Monday, March 10, 2014

Latimer House on Honk Records


There is an actual Latimer House in Queens, which has nothing to do with this band but could make perfect sense in the ragtag collection of influences from around the world on this single. Latimer House is based in the Czech republic with members from Toronto, London, Baku and Virginia combining a jangle English pop with a serious post punk slant.

"This is Pop" on the A-Side has the a super jangle of a real textbook English sound and Joe Cook's baritone vocal like Eddie Argos of Art Brut is delivering things in a suave cabaret style by declaring 'This is Pop' in the same sentence as processed meat. Post rock, loose jangle guitar and these drums are mic'd perfectly for this stuff. Loose and cranked they've jabbed the mics up in those cavities where you get every ricochet off the sticks and the hiss of high hats. The guitar is loud an clipped following along but getting distracted along the way. Wandering down the street distracted by nearly everything in those windows, nothing is that important, not even this song. Joe's cleverly meandering this vocal right along with these window shopping riffs. It's fast and pop, all catchy but still with that dopey half awake style. Not a stoned surf, but a winking pop that knows it's just on the border of not being pop at all. That heavy English aesthetic has always been able to get away an adult twee sound, where you can have that tongue in cheek pop that isn't threatening but still sharply skewers those everyday targets. I didn't even hear this organ supporting this live unrehearsed sound that's just together enough to be serious.

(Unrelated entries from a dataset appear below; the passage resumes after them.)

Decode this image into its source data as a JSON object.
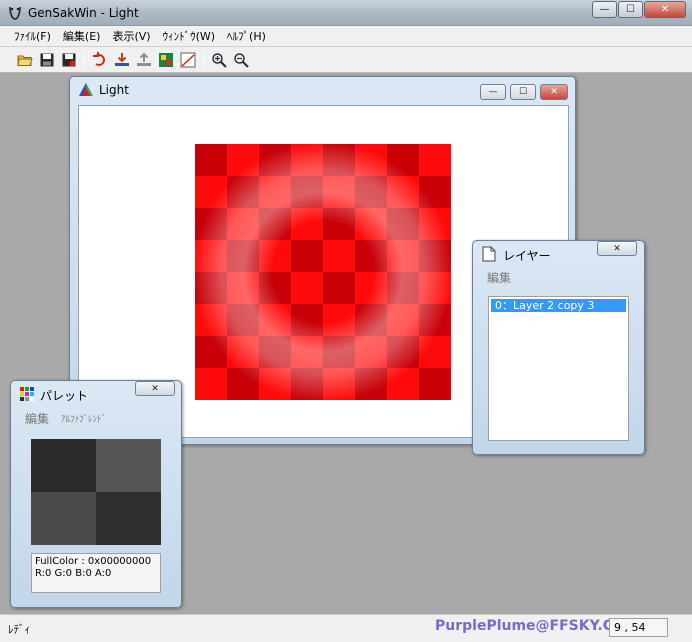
{
  "app": {
    "title": "GenSakWin - Light",
    "menu": [
      "ﾌｧｲﾙ(F)",
      "編集(E)",
      "表示(V)",
      "ｳｨﾝﾄﾞｳ(W)",
      "ﾍﾙﾌﾟ(H)"
    ]
  },
  "caption_buttons": {
    "minimize": "—",
    "maximize": "☐",
    "close": "✕"
  },
  "toolbar": {
    "icons": [
      "open-folder-icon",
      "save-icon",
      "save-as-icon",
      "undo-icon",
      "import-icon",
      "export-icon",
      "layers-grid-icon",
      "graph-icon",
      "zoom-in-icon",
      "zoom-out-icon"
    ]
  },
  "statusbar": {
    "text": "ﾚﾃﾞｨ",
    "credit": "PurplePlume@FFSKY.COM",
    "coords": "9 , 54"
  },
  "image_window": {
    "title": "Light",
    "checker": {
      "grid": 8,
      "dark_color": "#c80008",
      "light_color": "#ff0a0a"
    }
  },
  "layer_window": {
    "title": "レイヤー",
    "menu": [
      "編集"
    ],
    "layers": [
      {
        "label": "0：Layer 2 copy 3",
        "selected": true
      }
    ]
  },
  "palette_window": {
    "title": "パレット",
    "menu": [
      "編集",
      "ｱﾙﾌｧﾌﾞﾚﾝﾄﾞ"
    ],
    "swatches": [
      "#2b2b2b",
      "#555555",
      "#4a4a4a",
      "#2f2f2f"
    ],
    "info_line1": "FullColor : 0x00000000",
    "info_line2": "R:0 G:0 B:0 A:0"
  },
  "colors": {
    "selection": "#3399ff",
    "credit": "#7b68c9",
    "background": "#a9a9a9"
  }
}
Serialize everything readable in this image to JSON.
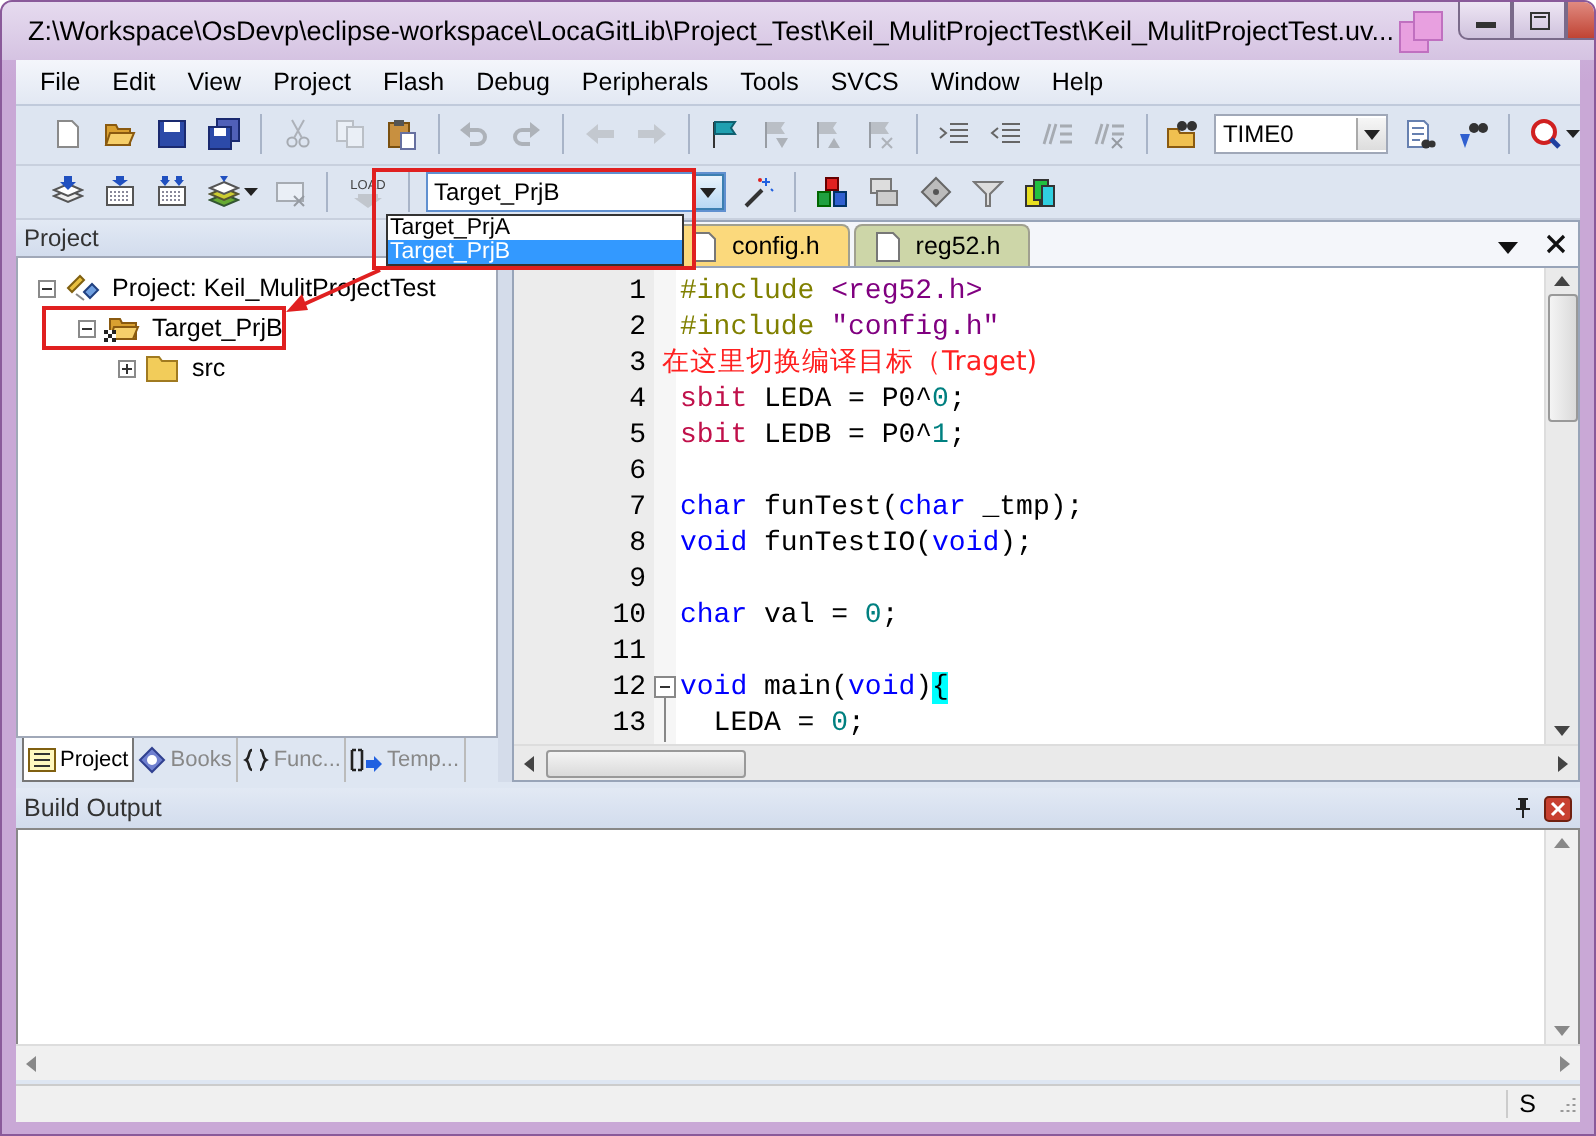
{
  "window": {
    "title": "Z:\\Workspace\\OsDevp\\eclipse-workspace\\LocaGitLib\\Project_Test\\Keil_MulitProjectTest\\Keil_MulitProjectTest.uv..."
  },
  "menu": [
    "File",
    "Edit",
    "View",
    "Project",
    "Flash",
    "Debug",
    "Peripherals",
    "Tools",
    "SVCS",
    "Window",
    "Help"
  ],
  "toolbar_1": [
    [
      {
        "kind": "new-file",
        "disabled": false
      },
      {
        "kind": "open-folder",
        "disabled": false
      },
      {
        "kind": "save",
        "disabled": false
      },
      {
        "kind": "save-all",
        "disabled": false
      }
    ],
    [
      {
        "kind": "cut",
        "disabled": true
      },
      {
        "kind": "copy",
        "disabled": true
      },
      {
        "kind": "paste",
        "disabled": false
      }
    ],
    [
      {
        "kind": "undo",
        "disabled": true
      },
      {
        "kind": "redo",
        "disabled": true
      }
    ],
    [
      {
        "kind": "back",
        "disabled": true
      },
      {
        "kind": "forward",
        "disabled": true
      }
    ],
    [
      {
        "kind": "flag",
        "disabled": false
      },
      {
        "kind": "flag-prev",
        "disabled": true
      },
      {
        "kind": "flag-next",
        "disabled": true
      },
      {
        "kind": "flag-clear",
        "disabled": true
      }
    ],
    [
      {
        "kind": "indent",
        "disabled": false
      },
      {
        "kind": "outdent",
        "disabled": false
      },
      {
        "kind": "comment",
        "disabled": true
      },
      {
        "kind": "uncomment",
        "disabled": true
      }
    ],
    [
      {
        "kind": "find-folder",
        "disabled": false
      },
      {
        "kind": "combo",
        "value": "TIME0"
      },
      {
        "kind": "find-doc",
        "disabled": false
      },
      {
        "kind": "binoculars",
        "disabled": false
      }
    ],
    [
      {
        "kind": "debug",
        "disabled": false
      }
    ]
  ],
  "toolbar_2": [
    [
      {
        "kind": "build-stack",
        "disabled": false
      },
      {
        "kind": "grid",
        "disabled": false
      },
      {
        "kind": "grid-2",
        "disabled": false
      },
      {
        "kind": "layers",
        "disabled": false
      },
      {
        "kind": "grid-x",
        "disabled": true
      }
    ],
    [
      {
        "kind": "load",
        "label": "LOAD",
        "disabled": true
      }
    ],
    [
      {
        "kind": "combo",
        "value": "Target_PrjB"
      },
      {
        "kind": "wand",
        "disabled": false
      }
    ],
    [
      {
        "kind": "blocks",
        "disabled": false
      },
      {
        "kind": "windows",
        "disabled": false
      },
      {
        "kind": "diamond",
        "disabled": false
      },
      {
        "kind": "funnel",
        "disabled": false
      },
      {
        "kind": "palette",
        "disabled": false
      }
    ]
  ],
  "target_dropdown": {
    "options": [
      {
        "label": "Target_PrjA",
        "selected": false
      },
      {
        "label": "Target_PrjB",
        "selected": true
      }
    ]
  },
  "project_panel": {
    "title": "Project",
    "tree": [
      {
        "kind": "project",
        "label": "Project: Keil_MulitProjectTest",
        "expanded": true,
        "children": [
          {
            "kind": "target",
            "label": "Target_PrjB",
            "expanded": true,
            "children": [
              {
                "kind": "group",
                "label": "src",
                "expanded": false
              }
            ]
          }
        ]
      }
    ],
    "tabs": [
      {
        "label": "Project",
        "selected": true
      },
      {
        "label": "Books",
        "selected": false
      },
      {
        "label": "Func...",
        "selected": false
      },
      {
        "label": "Temp...",
        "selected": false
      }
    ]
  },
  "annotation": {
    "text": "在这里切换编译目标（Traget)"
  },
  "editor": {
    "tabs": [
      {
        "label": "config.h",
        "selected": true
      },
      {
        "label": "reg52.h",
        "selected": false
      }
    ],
    "lines": [
      {
        "number": "1",
        "kind": "plain",
        "tokens": [
          {
            "kind": "directive",
            "text": "#include"
          },
          {
            "kind": "string",
            "text": " <reg52.h>"
          }
        ]
      },
      {
        "number": "2",
        "kind": "plain",
        "tokens": [
          {
            "kind": "directive",
            "text": "#include"
          },
          {
            "kind": "string",
            "text": " \"config.h\""
          }
        ]
      },
      {
        "number": "3",
        "kind": "plain"
      },
      {
        "number": "4",
        "kind": "plain",
        "tokens": [
          {
            "kind": "sfr",
            "text": "sbit"
          },
          {
            "kind": "plain",
            "text": " LEDA = P0^"
          },
          {
            "kind": "number",
            "text": "0"
          },
          {
            "kind": "plain",
            "text": ";"
          }
        ]
      },
      {
        "number": "5",
        "kind": "plain",
        "tokens": [
          {
            "kind": "sfr",
            "text": "sbit"
          },
          {
            "kind": "plain",
            "text": " LEDB = P0^"
          },
          {
            "kind": "number",
            "text": "1"
          },
          {
            "kind": "plain",
            "text": ";"
          }
        ]
      },
      {
        "number": "6",
        "kind": "plain"
      },
      {
        "number": "7",
        "kind": "plain",
        "tokens": [
          {
            "kind": "keyword",
            "text": "char"
          },
          {
            "kind": "plain",
            "text": " funTest("
          },
          {
            "kind": "keyword",
            "text": "char"
          },
          {
            "kind": "plain",
            "text": " _tmp);"
          }
        ]
      },
      {
        "number": "8",
        "kind": "plain",
        "tokens": [
          {
            "kind": "keyword",
            "text": "void"
          },
          {
            "kind": "plain",
            "text": " funTestIO("
          },
          {
            "kind": "keyword",
            "text": "void"
          },
          {
            "kind": "plain",
            "text": ");"
          }
        ]
      },
      {
        "number": "9",
        "kind": "plain"
      },
      {
        "number": "10",
        "kind": "plain",
        "tokens": [
          {
            "kind": "keyword",
            "text": "char"
          },
          {
            "kind": "plain",
            "text": " val = "
          },
          {
            "kind": "number",
            "text": "0"
          },
          {
            "kind": "plain",
            "text": ";"
          }
        ]
      },
      {
        "number": "11",
        "kind": "plain"
      },
      {
        "number": "12",
        "kind": "fold-start",
        "tokens": [
          {
            "kind": "keyword",
            "text": "void"
          },
          {
            "kind": "plain",
            "text": " main("
          },
          {
            "kind": "keyword",
            "text": "void"
          },
          {
            "kind": "plain",
            "text": ")"
          },
          {
            "kind": "brace",
            "text": "{"
          }
        ]
      },
      {
        "number": "13",
        "kind": "fold-body",
        "tokens": [
          {
            "kind": "plain",
            "text": "  LEDA = "
          },
          {
            "kind": "number",
            "text": "0"
          },
          {
            "kind": "plain",
            "text": ";"
          }
        ]
      }
    ]
  },
  "build_output": {
    "title": "Build Output"
  },
  "status_bar": {
    "text": "S"
  }
}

B-Side's "Shake" has a slow picked opening with a mandolin that meanders in over that high lofty melody. Weird jabs at an organ over Joe's vocals that are hugely delayed in this jangle psych track that repeats "SHAKE!" in an increasingly manic way. Like early REM or The Psychedelic Furs there's echos of that time, the seemingly simple tracks, a perfect B-Side that delivers an entirely new facet of these guys that probably wouldn't end up on the full length or be as catchy to distract from that brash and confident A-Side. Here's reversed loop weirdness that could eventully take the place of your love for that A-Side but it's going to work harder to get there. It's ones like these that always creep up on you without even knowing it.

Turquoise vinyl on their own Honk Records. Import from the band's site.